Los lemmings son unos pequeños y simpáticos roedores que se ven periódicamente sometidos a crecimientos de población tan descontrolados que pueden llegar a multiplicar su población por 10 en un brevísimo lapso de tiempo. La imaginería popular dice que estos animalillos se suicidan en masa saltando al mar, pero la realidad es más prosaica: aunque saben nadar, no pueden recorrer grandes distancias sin fatigarse, así que cuando en su atolondrada búsqueda de nuevos territorios llegan al mar, el miedo les hacer detenerse en los bordes de los acantilados. Con el tiempo, la presión de los que vienen detrás comienza a ser insoportable, de tal manera que comienzan a empujarse los unos a los otros hasta que al final caen todos en masa al agua.
Es difícil no ver un paralelismo en el comportamiento de los 27 Estados miembros de la Unión Europea, reunidos esta semana en el Consejo Europeo para aprobar las medidas anticrisis, intentar salvar el Tratado de Lisboa y lograr un acuerdo medioambiental de calado. Una vez más, el Consejo Europeo ha disfrazado como acuerdo histórico lo que no es más que una mínima coordinación de varias huidas hacia delante.
Aunque desde que el tiempo es tiempo, el humo siempre fue un indicador de fuego, la mayoría de los Estados miembros prefirieron esperar a ver las llamas de la crisis económica antes de gritar fuego. Pero visto lo visto, el diagnóstico común se ha detenido ahí: unos han echado a correr en la dirección de las nacionalizaciones bancarias, la rebaja de impuestos y el déficit público, mientras que otros, como Alemania, se han mostrado mucho más cautelosos a la hora de tirar por la borda años de esfuerzos de ajuste. Muy significativamente, los líderes europeos ni se han molestado en cambiar las reglas sobre déficit público, lo que hubiera significado conceder a la Comisión Europea un papel de árbitro de los programas de expansión fiscal de los Estados: simplemente han puesto dichas reglas en suspenso, junto con las normas que supervisan las ayudas públicas y garantizan la competencia. Así, empresas y Estados, al borde del acantilado, podrán empujarse desordenadamente en los años venideros y, con un poco de suerte, saldremos de esta crisis con otra magnífica espiral de dinero barato y burbujas financieras.

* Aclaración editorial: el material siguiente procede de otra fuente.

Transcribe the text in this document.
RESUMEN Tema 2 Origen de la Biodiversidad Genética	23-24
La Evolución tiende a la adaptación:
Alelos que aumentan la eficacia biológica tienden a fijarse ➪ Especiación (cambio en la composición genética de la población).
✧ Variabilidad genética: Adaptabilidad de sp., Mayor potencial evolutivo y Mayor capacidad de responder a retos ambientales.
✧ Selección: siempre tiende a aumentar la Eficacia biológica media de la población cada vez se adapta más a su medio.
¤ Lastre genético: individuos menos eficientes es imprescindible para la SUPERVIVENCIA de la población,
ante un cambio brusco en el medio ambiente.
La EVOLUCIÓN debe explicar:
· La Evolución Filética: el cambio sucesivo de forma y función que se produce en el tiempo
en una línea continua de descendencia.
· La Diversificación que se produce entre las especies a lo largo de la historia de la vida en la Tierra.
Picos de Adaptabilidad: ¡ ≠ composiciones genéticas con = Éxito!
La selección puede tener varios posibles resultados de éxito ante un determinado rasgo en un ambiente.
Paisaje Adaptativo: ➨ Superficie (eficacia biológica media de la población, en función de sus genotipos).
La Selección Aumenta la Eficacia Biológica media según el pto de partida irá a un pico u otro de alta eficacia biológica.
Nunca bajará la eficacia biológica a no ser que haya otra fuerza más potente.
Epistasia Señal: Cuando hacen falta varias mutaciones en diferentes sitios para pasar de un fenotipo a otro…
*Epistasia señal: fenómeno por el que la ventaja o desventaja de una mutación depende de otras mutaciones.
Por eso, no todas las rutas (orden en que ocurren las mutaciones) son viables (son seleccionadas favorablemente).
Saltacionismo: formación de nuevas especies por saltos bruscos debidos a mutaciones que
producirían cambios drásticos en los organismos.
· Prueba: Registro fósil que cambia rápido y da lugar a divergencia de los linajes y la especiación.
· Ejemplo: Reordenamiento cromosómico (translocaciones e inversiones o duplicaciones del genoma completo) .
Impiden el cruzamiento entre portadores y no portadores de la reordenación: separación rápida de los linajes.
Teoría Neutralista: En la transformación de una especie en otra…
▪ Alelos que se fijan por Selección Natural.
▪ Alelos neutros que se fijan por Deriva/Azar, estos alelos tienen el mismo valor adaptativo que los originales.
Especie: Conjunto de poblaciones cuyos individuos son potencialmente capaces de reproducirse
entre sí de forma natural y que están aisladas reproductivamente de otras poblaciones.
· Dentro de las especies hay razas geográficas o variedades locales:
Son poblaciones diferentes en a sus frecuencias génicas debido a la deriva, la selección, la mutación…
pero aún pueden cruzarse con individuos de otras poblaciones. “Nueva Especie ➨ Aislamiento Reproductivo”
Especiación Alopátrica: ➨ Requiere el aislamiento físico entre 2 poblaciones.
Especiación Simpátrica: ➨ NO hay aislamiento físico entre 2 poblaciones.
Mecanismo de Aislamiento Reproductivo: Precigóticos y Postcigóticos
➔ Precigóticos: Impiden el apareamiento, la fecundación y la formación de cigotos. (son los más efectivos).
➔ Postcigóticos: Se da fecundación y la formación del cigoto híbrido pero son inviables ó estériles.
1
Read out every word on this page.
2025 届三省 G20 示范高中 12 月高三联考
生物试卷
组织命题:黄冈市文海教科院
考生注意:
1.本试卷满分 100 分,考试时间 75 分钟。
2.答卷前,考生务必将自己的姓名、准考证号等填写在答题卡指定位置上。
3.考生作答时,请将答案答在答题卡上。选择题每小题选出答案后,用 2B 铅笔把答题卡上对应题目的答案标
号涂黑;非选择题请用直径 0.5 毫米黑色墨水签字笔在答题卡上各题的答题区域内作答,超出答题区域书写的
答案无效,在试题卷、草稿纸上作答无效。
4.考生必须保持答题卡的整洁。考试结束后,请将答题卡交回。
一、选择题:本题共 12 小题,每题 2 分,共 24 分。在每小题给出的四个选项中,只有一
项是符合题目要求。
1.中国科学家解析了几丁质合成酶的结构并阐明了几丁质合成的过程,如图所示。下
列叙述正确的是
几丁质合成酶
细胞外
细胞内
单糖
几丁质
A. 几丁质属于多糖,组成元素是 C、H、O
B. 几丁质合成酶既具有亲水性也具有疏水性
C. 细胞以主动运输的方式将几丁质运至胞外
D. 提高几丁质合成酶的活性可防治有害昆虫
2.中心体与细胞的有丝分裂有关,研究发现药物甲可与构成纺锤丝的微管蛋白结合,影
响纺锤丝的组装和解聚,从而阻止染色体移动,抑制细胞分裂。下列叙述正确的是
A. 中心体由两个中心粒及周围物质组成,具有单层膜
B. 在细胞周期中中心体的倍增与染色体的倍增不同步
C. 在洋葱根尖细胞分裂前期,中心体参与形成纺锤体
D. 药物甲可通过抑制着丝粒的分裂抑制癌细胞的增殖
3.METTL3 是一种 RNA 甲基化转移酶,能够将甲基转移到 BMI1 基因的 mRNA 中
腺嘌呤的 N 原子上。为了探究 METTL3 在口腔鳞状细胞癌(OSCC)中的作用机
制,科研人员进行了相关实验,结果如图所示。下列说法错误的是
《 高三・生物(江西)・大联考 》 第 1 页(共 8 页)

Algo parecido puede decirse de la supuesta solución adoptada para (supuestamente) satisfacer a Irlanda: según la última encuesta del Irish Times, que da sólo cuatro puntos de ventaja al sí (pero con un 18% de indecisos), ni siquiera con concesiones de calado como el mantenimiento de un comisario por país, está asegurada la victoria en un segundo referéndum. De aquí a octubre de 2009 (fecha en la que se celebraría la segunda consulta) pueden pasar muchas cosas, incluidas unas elecciones europeas en junio del año que viene de las que no se sabe qué temer más: una abstención masiva o la proliferación de partidos y votos antisistema, ambos con efectos importantes sobre la legitimidad del proyecto europeo. También aquí, una Comisión Europea con 30 o incluso 35 miembros tiene un evidente efecto lemming: es difícil pensar cómo sobrevivirá en términos de eficacia y, por tanto, de legitimidad, ante Estados y ciudadanos. Claro que todo ello son minucias comparado con la posibilidad de que el no gane por segunda vez, lo que obligaría a Europa a enterrar el Tratado de Lisboa y abrir otro largo periodo de negociaciones de incierto resultado.
Y para terminar, las cosas no son muy distintas en lo relativo al paquete medioambiental aprobado por los Veintisiete. La magia de los veintes por ciento (en la reducción de emisiones, la eficiencia energética y las energías renovables para 2020) está tan perfectamente lograda que induce tanto a sospecha como la agenda de Lisboa que, merece la pena recordar (aunque sea para sonrojarnos de vergüenza), prometió hacer de Europa antes de 2010 "la economía basada en el conocimiento más competitiva y dinámica del mundo, capaz de crecer económicamente de manera sostenible con más y mejores empleos y con mayor cohesión social". Hasta ahora, las industrias eléctricas, químicas, cementeras y otras altamente contaminantes han hecho un magnífico negocio a la hora de trasladar a los consumidores el coste de permisos por los que no pagaban nada sin a cambio reducir sus emisiones. Ahora, Gobiernos y empresas podrán escudarse en la competencia internacional y la crisis económica para ralentizar su ritmo de adaptación a un régimen donde de verdad rija el principio de "quien contamina paga". Así, mientras las propuestas originales de la Comisión Europea proponían que para 2020, las empresas pagarían por el 100% de sus emisiones, el acuerdo les permitirá pagar sólo por el 70%. Los lemmings saben que la vida en el borde del precipicio no es cómoda, pero es mejor que saltar al agua. Eso sí, al menos no hablan todo el día de "acuerdos históricos".